Plastic bottles are commonly left behind along border crossings. Used to carry water, many of the bottles are left behind because they’re considered trash having been made from plastic. Four years ago, when Porter Lara spent time traveling along the U.S. and Mexico border in Southern Arizona, she noticed just how many two-liter water bottles could be found in the area. She noticed, she said, that these two-liter bottles were juxtaposed among broken pieces of pottery vessels from the cultures that have passed through the area over the centuries. Naturally, today those broken pieces of pottery are considered artifacts, while those discarded plastic bottles are considered trash. But what is it that creates this distinction between trash and artifact? Does the boundary between the two really even exist? Remember that saying, “One man’s trash is another man’s treasure?”

Through her work, Porter Lara explores how what’s considered trash today can be an artifact. Just how the broken pottery pieces she saw along the border are artifacts from previous cultures, the water bottle is a contemporary artifact of the people crossing that same border today.

The pieces you’ll find in Porter Lara’s exhibit transform the bottle into a precious object – it becomes a vessel, like those artifacts of the past, to carry life-sustaining water across a border. Her pieces encourage us to transform what we once regarded as trash into something that is telling of our human history. She blurs the border that exists between rubbish and artifact.

And while in the exhibit, it’s not hard to finally blur that distinction for yourself. Items that resemble water bottles surround you throughout the exhibit, but suddenly they’re not bottles, they’re art. The shiny, smooth texture of the hardened clay and unique shapes they’re in transform what would otherwise be considered a bottle into something prized and precious – an artifact.

A second boundary her pieces blur is one that many people create between themselves and nature. Her exhibit encourages us to question the human relationship with nature, and how those lines that we create to divide us from nature technically don’t exist. We are a part of nature; plastic, something we consider completely separate from the natural world, is in fact made from chemicals that exist in nature and by the human hand. We discard it as if it’s trash, when in fact it is part of the natural world. Porter Lara crosses endless boundaries with her work, encouraging us to questions what boundaries and borders we encounter on a daily basis.
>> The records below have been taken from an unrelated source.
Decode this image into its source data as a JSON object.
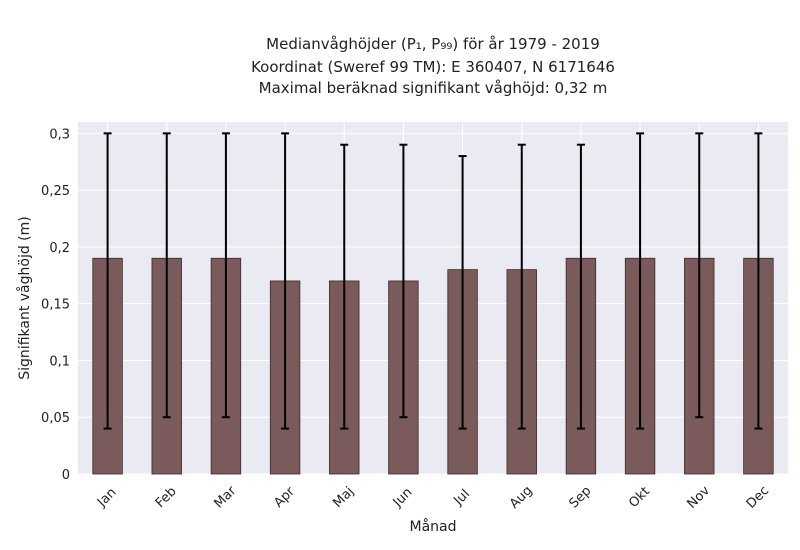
{
  "chart_data": {
    "type": "bar",
    "title_lines": [
      "Medianvåghöjder (P₁, P₉₉) för år 1979 - 2019",
      "Koordinat (Sweref 99 TM): E 360407, N 6171646",
      "Maximal beräknad signifikant våghöjd: 0,32 m"
    ],
    "xlabel": "Månad",
    "ylabel": "Signifikant våghöjd (m)",
    "categories": [
      "Jan",
      "Feb",
      "Mar",
      "Apr",
      "Maj",
      "Jun",
      "Jul",
      "Aug",
      "Sep",
      "Okt",
      "Nov",
      "Dec"
    ],
    "series": [
      {
        "values": [
          0.19,
          0.19,
          0.19,
          0.17,
          0.17,
          0.17,
          0.18,
          0.18,
          0.19,
          0.19,
          0.19,
          0.19
        ],
        "error_low": [
          0.04,
          0.05,
          0.05,
          0.04,
          0.04,
          0.05,
          0.04,
          0.04,
          0.04,
          0.04,
          0.05,
          0.04
        ],
        "error_high": [
          0.3,
          0.3,
          0.3,
          0.3,
          0.29,
          0.29,
          0.28,
          0.29,
          0.29,
          0.3,
          0.3,
          0.3
        ]
      }
    ],
    "ylim": [
      0,
      0.31
    ],
    "yticks": [
      0,
      0.05,
      0.1,
      0.15,
      0.2,
      0.25,
      0.3
    ],
    "ytick_labels": [
      "0",
      "0,05",
      "0,1",
      "0,15",
      "0,2",
      "0,25",
      "0,3"
    ],
    "grid": true,
    "colors": {
      "bar": "#7a5a5a",
      "bar_edge": "#3e2a2a",
      "error": "#000000",
      "plot_bg": "#eaeaf2",
      "grid": "#ffffff"
    }
  }
}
Border Crossing, on display from February 17 to May 14, is placed next to another exhibit, New Ground: The Southwest of Maria Martinez and Laura Gilpin, to highlight the past and ongoing creativity and history of the American southwest.
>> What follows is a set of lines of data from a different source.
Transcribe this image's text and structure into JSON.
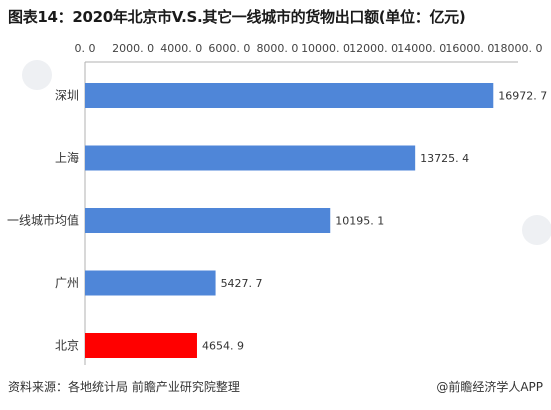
{
  "header": {
    "title": "图表14：2020年北京市V.S.其它一线城市的货物出口额(单位：亿元)"
  },
  "footer": {
    "source": "资料来源：各地统计局 前瞻产业研究院整理",
    "credit": "@前瞻经济学人APP"
  },
  "colors": {
    "bar_default": "#4f86d8",
    "bar_highlight": "#ff0000",
    "axis": "#b0b0b0"
  },
  "chart_data": {
    "type": "bar",
    "orientation": "horizontal",
    "categories": [
      "深圳",
      "上海",
      "一线城市均值",
      "广州",
      "北京"
    ],
    "values": [
      16972.7,
      13725.4,
      10195.1,
      5427.7,
      4654.9
    ],
    "value_labels": [
      "16972. 7",
      "13725. 4",
      "10195. 1",
      "5427. 7",
      "4654. 9"
    ],
    "highlight_category": "北京",
    "x_ticks": [
      0,
      2000,
      4000,
      6000,
      8000,
      10000,
      12000,
      14000,
      16000,
      18000
    ],
    "x_tick_labels": [
      "0. 0",
      "2000. 0",
      "4000. 0",
      "6000. 0",
      "8000. 0",
      "10000. 0",
      "12000. 0",
      "14000. 0",
      "16000. 0",
      "18000. 0"
    ],
    "xlim": [
      0,
      18000
    ],
    "x_axis_position": "top",
    "grid": false,
    "title": "图表14：2020年北京市V.S.其它一线城市的货物出口额(单位：亿元)",
    "xlabel": "",
    "ylabel": ""
  }
}
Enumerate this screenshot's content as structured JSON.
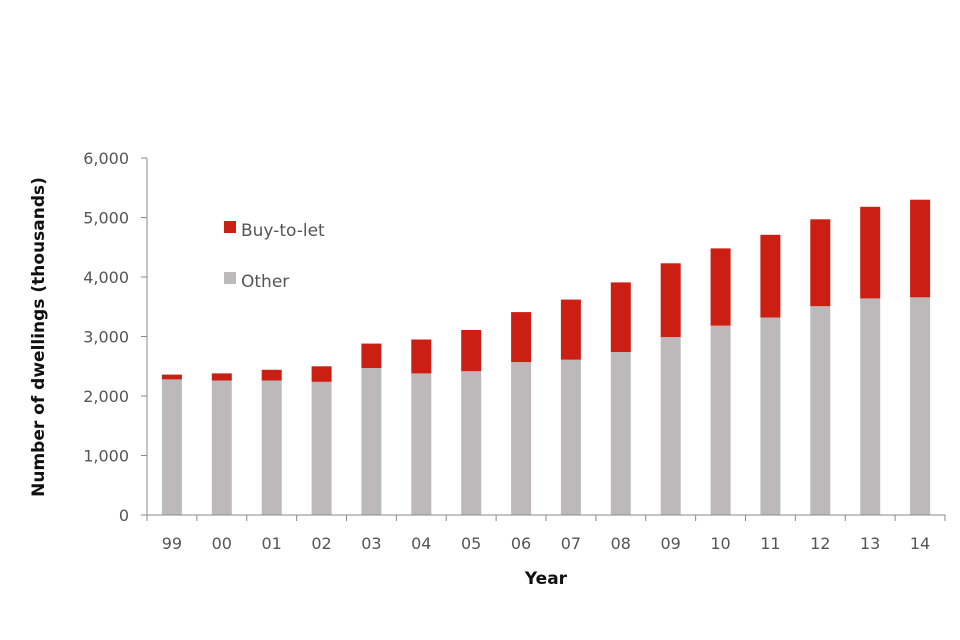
{
  "chart_data": {
    "type": "bar",
    "stacked": true,
    "categories": [
      "99",
      "00",
      "01",
      "02",
      "03",
      "04",
      "05",
      "06",
      "07",
      "08",
      "09",
      "10",
      "11",
      "12",
      "13",
      "14"
    ],
    "series": [
      {
        "name": "Other",
        "color": "#bdb9ba",
        "values": [
          2280,
          2260,
          2260,
          2240,
          2470,
          2380,
          2420,
          2570,
          2610,
          2740,
          2990,
          3180,
          3320,
          3510,
          3640,
          3660
        ]
      },
      {
        "name": "Buy-to-let",
        "color": "#cc1f14",
        "values": [
          80,
          120,
          180,
          260,
          410,
          570,
          690,
          840,
          1010,
          1170,
          1240,
          1300,
          1390,
          1460,
          1540,
          1640
        ]
      }
    ],
    "xlabel": "Year",
    "ylabel": "Number of dwellings (thousands)",
    "ylim": [
      0,
      6000
    ],
    "yticks": [
      "0",
      "1,000",
      "2,000",
      "3,000",
      "4,000",
      "5,000",
      "6,000"
    ],
    "grid": false,
    "legend_position": "top-left"
  }
}
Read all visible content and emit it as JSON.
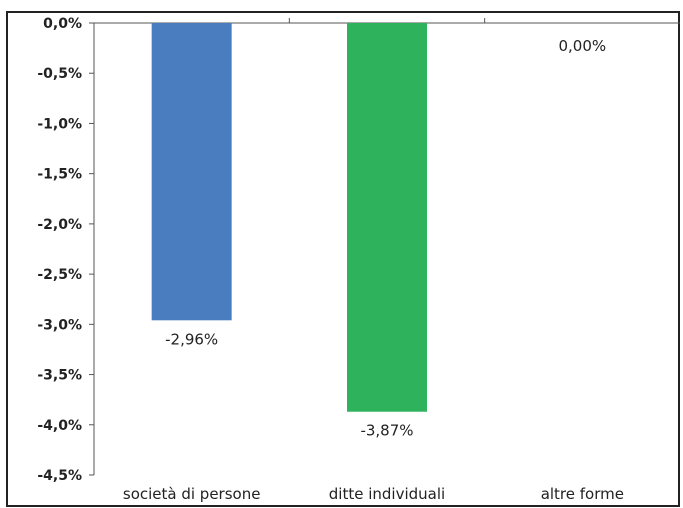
{
  "chart_data": {
    "type": "bar",
    "title": "",
    "xlabel": "",
    "ylabel": "",
    "categories": [
      "società di persone",
      "ditte individuali",
      "altre forme"
    ],
    "values": [
      -2.96,
      -3.87,
      0.0
    ],
    "value_labels": [
      "-2,96%",
      "-3,87%",
      "0,00%"
    ],
    "bar_colors": [
      "#4a7dc0",
      "#2eb35c",
      "#cccccc"
    ],
    "ylim": [
      -4.5,
      0.0
    ],
    "yticks": [
      0.0,
      -0.5,
      -1.0,
      -1.5,
      -2.0,
      -2.5,
      -3.0,
      -3.5,
      -4.0,
      -4.5
    ],
    "ytick_labels": [
      "0,0%",
      "-0,5%",
      "-1,0%",
      "-1,5%",
      "-2,0%",
      "-2,5%",
      "-3,0%",
      "-3,5%",
      "-4,0%",
      "-4,5%"
    ],
    "grid": false,
    "legend": "none"
  }
}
Now, if the two main themes of Border Crossing aren’t enough to think about already, the exhibit also speaks to more than binary distinctions. It reminds us of the obvious, that people are crossing borders every day. Being a time in the U.S. when that same border Porter Lara was exploring just four years ago is threatened, the exhibits bring attention to the many communities and people that have existed along that southwestern border throughout centuries. A threat to that border is a threat to the history, cultures, and people who have crossed it countless times. The exhibit is an important reminder, especially here on the east coast, of how much history the American Southwest has and continues to make every day.